The story - there has been a petroluem strike on for the last couple of days. The strikers/paid protesters (500 rupees a day to promote civil unrest for teenage thugs) have been stopping/harassing motorists on the highways and city streets. But they've been letting tourists travel around. Unfortunately for us, yesterday at noon they increased the strike level and bands of youths took over all of the highways while the police more or less left (returning sporadically). Our bus was stopped and three of the youths came on, looked to see we were all foriegners and then left us alone, same for all the other Indian and foreign motorists. The Nepalis on the road weren't so lucky. No serious injuries that I could see, but some cars got smashed pretty throughly.
That particular stike was regarding a pay hike the transporation workers wanted (the govt. was offering 25% and they wanted 35%) - lots of agitators were taking advantage of the lack of real clarity on whom the govt. actually was, particularly the executive power vaccuum (since the kinghad been deposed and the president had yet to be appointed, and the legislative body recently elected was the equivalent of a constitutional convention, not a parliment).
I've attached short video of the view from the back of our bus.
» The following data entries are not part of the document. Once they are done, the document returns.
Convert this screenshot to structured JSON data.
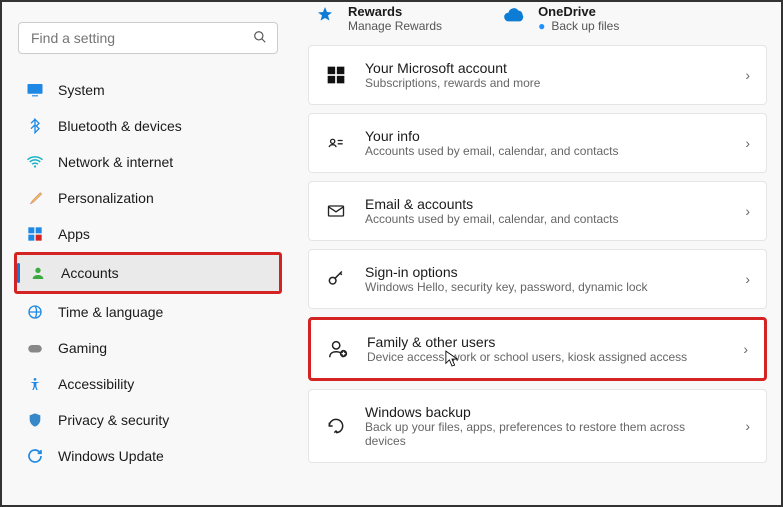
{
  "search": {
    "placeholder": "Find a setting"
  },
  "sidebar": {
    "items": [
      {
        "label": "System"
      },
      {
        "label": "Bluetooth & devices"
      },
      {
        "label": "Network & internet"
      },
      {
        "label": "Personalization"
      },
      {
        "label": "Apps"
      },
      {
        "label": "Accounts"
      },
      {
        "label": "Time & language"
      },
      {
        "label": "Gaming"
      },
      {
        "label": "Accessibility"
      },
      {
        "label": "Privacy & security"
      },
      {
        "label": "Windows Update"
      }
    ]
  },
  "top": {
    "rewards": {
      "title": "Rewards",
      "sub": "Manage Rewards"
    },
    "onedrive": {
      "title": "OneDrive",
      "sub": "Back up files"
    }
  },
  "cards": [
    {
      "title": "Your Microsoft account",
      "sub": "Subscriptions, rewards and more"
    },
    {
      "title": "Your info",
      "sub": "Accounts used by email, calendar, and contacts"
    },
    {
      "title": "Email & accounts",
      "sub": "Accounts used by email, calendar, and contacts"
    },
    {
      "title": "Sign-in options",
      "sub": "Windows Hello, security key, password, dynamic lock"
    },
    {
      "title": "Family & other users",
      "sub": "Device access, work or school users, kiosk assigned access"
    },
    {
      "title": "Windows backup",
      "sub": "Back up your files, apps, preferences to restore them across devices"
    }
  ]
}
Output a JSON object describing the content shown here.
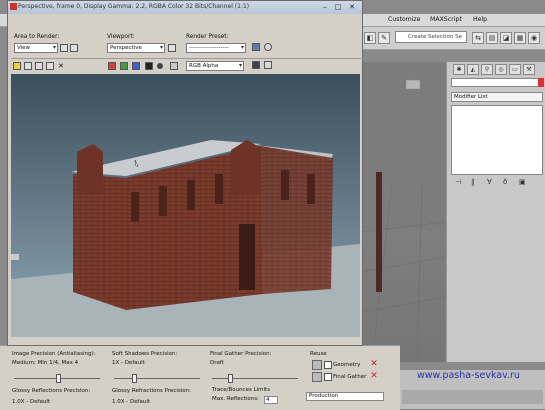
{
  "frame_window": {
    "title": "Perspective, frame 0, Display Gamma: 2.2, RGBA Color 32 Bits/Channel (1:1)",
    "area_to_render_label": "Area to Render:",
    "area_to_render_value": "View",
    "viewport_label": "Viewport:",
    "viewport_value": "Perspective",
    "render_preset_label": "Render Preset:",
    "render_preset_value": "--------------------",
    "channel_value": "RGB Alpha"
  },
  "max_menu": {
    "items": [
      "Customize",
      "MAXScript",
      "Help"
    ],
    "selection_set_placeholder": "Create Selection Se"
  },
  "command_panel": {
    "modifier_list": "Modifier List"
  },
  "render_panel": {
    "image_precision_label": "Image Precision (Antialiasing):",
    "image_precision_value": "Medium: Min 1/4, Max 4",
    "soft_shadows_label": "Soft Shadows Precision:",
    "soft_shadows_value": "1X - Default",
    "final_gather_label": "Final Gather Precision:",
    "final_gather_value": "Draft",
    "reuse_label": "Reuse",
    "geometry_label": "Geometry",
    "final_gather_check_label": "Final Gather",
    "glossy_reflections_label": "Glossy Reflections Precision:",
    "glossy_reflections_value": "1.0X - Default",
    "glossy_refractions_label": "Glossy Refractions Precision:",
    "glossy_refractions_value": "1.0X - Default",
    "trace_label": "Trace/Bounces Limits",
    "max_reflections_label": "Max. Reflections:",
    "max_reflections_value": "4",
    "preset_value": "Production"
  },
  "watermark": "www.pasha-sevkav.ru",
  "colors": {
    "sky_top": "#3c4f5c",
    "sky_bottom": "#8ea6b4",
    "brick": "#7a3b2c",
    "roof": "#c8ccd0",
    "ground": "#a8b4b8",
    "watermark": "#2233aa"
  }
}
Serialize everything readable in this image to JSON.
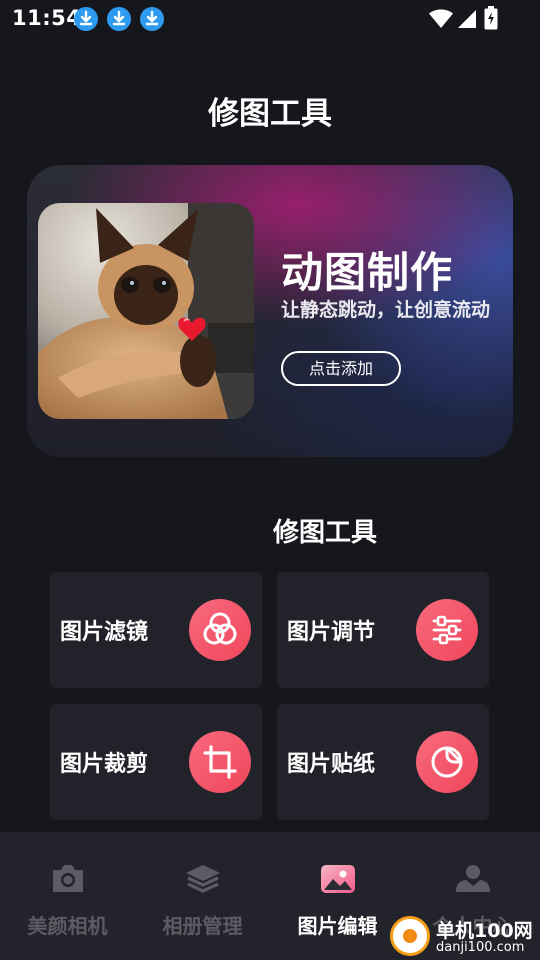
{
  "status_bar": {
    "time": "11:54",
    "icons": [
      "download-icon",
      "download-icon",
      "download-icon",
      "wifi-icon",
      "signal-icon",
      "battery-charging-icon"
    ]
  },
  "page_title": "修图工具",
  "banner": {
    "title": "动图制作",
    "subtitle": "让静态跳动，让创意流动",
    "button_label": "点击添加"
  },
  "section_title": "修图工具",
  "tools": [
    {
      "label": "图片滤镜",
      "icon": "filter-icon"
    },
    {
      "label": "图片调节",
      "icon": "sliders-icon"
    },
    {
      "label": "图片裁剪",
      "icon": "crop-icon"
    },
    {
      "label": "图片贴纸",
      "icon": "sticker-icon"
    }
  ],
  "bottom_nav": [
    {
      "label": "美颜相机",
      "icon": "camera-icon",
      "active": false
    },
    {
      "label": "相册管理",
      "icon": "layers-icon",
      "active": false
    },
    {
      "label": "图片编辑",
      "icon": "image-icon",
      "active": true
    },
    {
      "label": "个人中心",
      "icon": "user-icon",
      "active": false
    }
  ],
  "watermark": {
    "line1": "单机100网",
    "line2": "danji100.com"
  },
  "colors": {
    "background": "#16171c",
    "card": "#22232a",
    "accent_gradient_start": "#f76a7e",
    "accent_gradient_end": "#f0465b",
    "download_badge": "#2d9cf0",
    "nav_inactive": "#5a5b63",
    "nav_active": "#ffffff"
  }
}
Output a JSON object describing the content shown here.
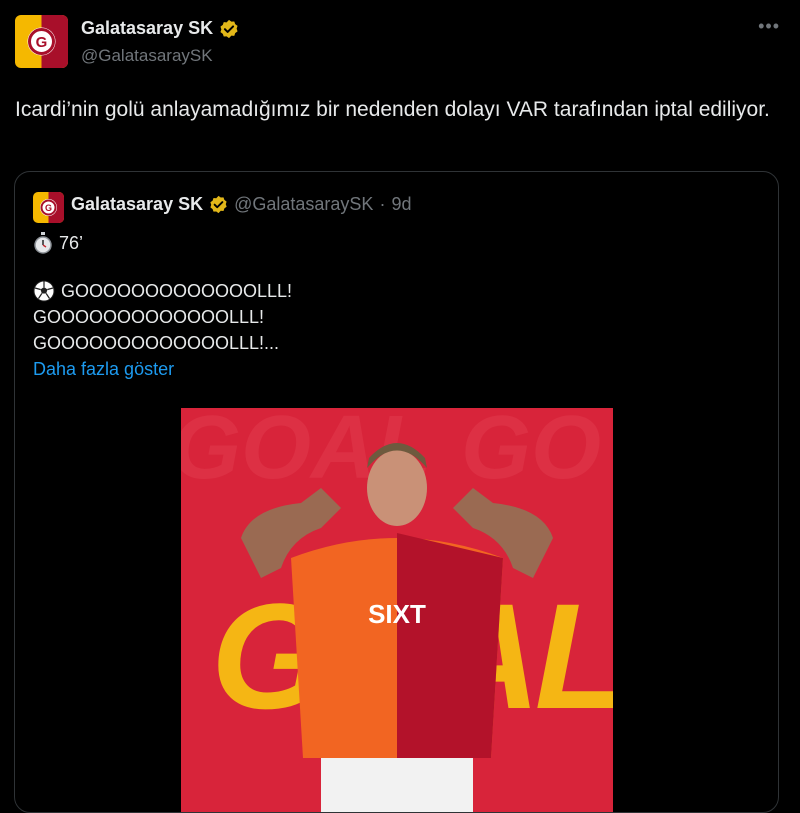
{
  "tweet": {
    "author_name": "Galatasaray SK",
    "author_handle": "@GalatasaraySK",
    "more_icon": "ellipsis-icon",
    "text": "Icardi’nin golü anlayamadığımız bir nedenden dolayı VAR tarafından iptal ediliyor."
  },
  "quoted_tweet": {
    "author_name": "Galatasaray SK",
    "author_handle": "@GalatasaraySK",
    "separator": "·",
    "age": "9d",
    "timer_line": "76’",
    "goal_lines": [
      "GOOOOOOOOOOOOOLLL!",
      "GOOOOOOOOOOOOOLLL!",
      "GOOOOOOOOOOOOOLLL!..."
    ],
    "show_more": "Daha fazla göster",
    "media": {
      "sponsor_text": "SIXT",
      "colors": {
        "background": "#d8243a",
        "jersey_orange": "#f26522",
        "jersey_red": "#b3122a",
        "goal_yellow": "#f5b614"
      }
    }
  },
  "colors": {
    "verified_badge": "#e2b719",
    "link": "#1d9bf0",
    "muted": "#71767b"
  }
}
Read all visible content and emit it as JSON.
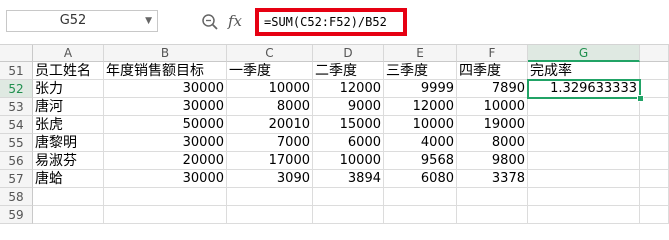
{
  "formula_bar": {
    "cell_reference": "G52",
    "dropdown_icon": "chevron-down-icon",
    "zoom_icon": "magnifier-icon",
    "fx_label": "fx",
    "formula": "=SUM(C52:F52)/B52",
    "highlight_color": "#e60012"
  },
  "sheet": {
    "columns": [
      "A",
      "B",
      "C",
      "D",
      "E",
      "F",
      "G"
    ],
    "selected_column": "G",
    "selected_row": "52",
    "active_cell": "G52",
    "accent_color": "#21a366",
    "rows": [
      {
        "num": "51",
        "cells": [
          "员工姓名",
          "年度销售额目标",
          "一季度",
          "二季度",
          "三季度",
          "四季度",
          "完成率"
        ]
      },
      {
        "num": "52",
        "cells": [
          "张力",
          "30000",
          "10000",
          "12000",
          "9999",
          "7890",
          "1.329633333"
        ]
      },
      {
        "num": "53",
        "cells": [
          "唐河",
          "30000",
          "8000",
          "9000",
          "12000",
          "10000",
          ""
        ]
      },
      {
        "num": "54",
        "cells": [
          "张虎",
          "50000",
          "20010",
          "15000",
          "10000",
          "19000",
          ""
        ]
      },
      {
        "num": "55",
        "cells": [
          "唐黎明",
          "30000",
          "7000",
          "6000",
          "4000",
          "8000",
          ""
        ]
      },
      {
        "num": "56",
        "cells": [
          "易淑芬",
          "20000",
          "17000",
          "10000",
          "9568",
          "9800",
          ""
        ]
      },
      {
        "num": "57",
        "cells": [
          "唐蛤",
          "30000",
          "3090",
          "3894",
          "6080",
          "3378",
          ""
        ]
      },
      {
        "num": "58",
        "cells": [
          "",
          "",
          "",
          "",
          "",
          "",
          ""
        ]
      },
      {
        "num": "59",
        "cells": [
          "",
          "",
          "",
          "",
          "",
          "",
          ""
        ]
      }
    ]
  }
}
You'll notice two youths actively smashing a car (one quickly gets pulled off) while most of the protestors, military, and victims mull around in a confused and disorganized fashion. My impression was the general confusion of all parties was due to the fact that everyone was in conflict but no one wanted to push things too far (except for the kid on top of the van with the stick - he seemed seriously imbalanced and the other thugs spent a lot of time trying to keep him in line)
Things are pretty bad in India as regards fuel as well, only this morning there were lines and a traffic jam at the gas station outside our apartment. There have also been strikes, but the rule of law is a bit stronger here and India is a much richer country, so thus far nothing near the magnitude of the Nepali problems.
Very interesting and thankfully not terribly scary (for the most part ;-).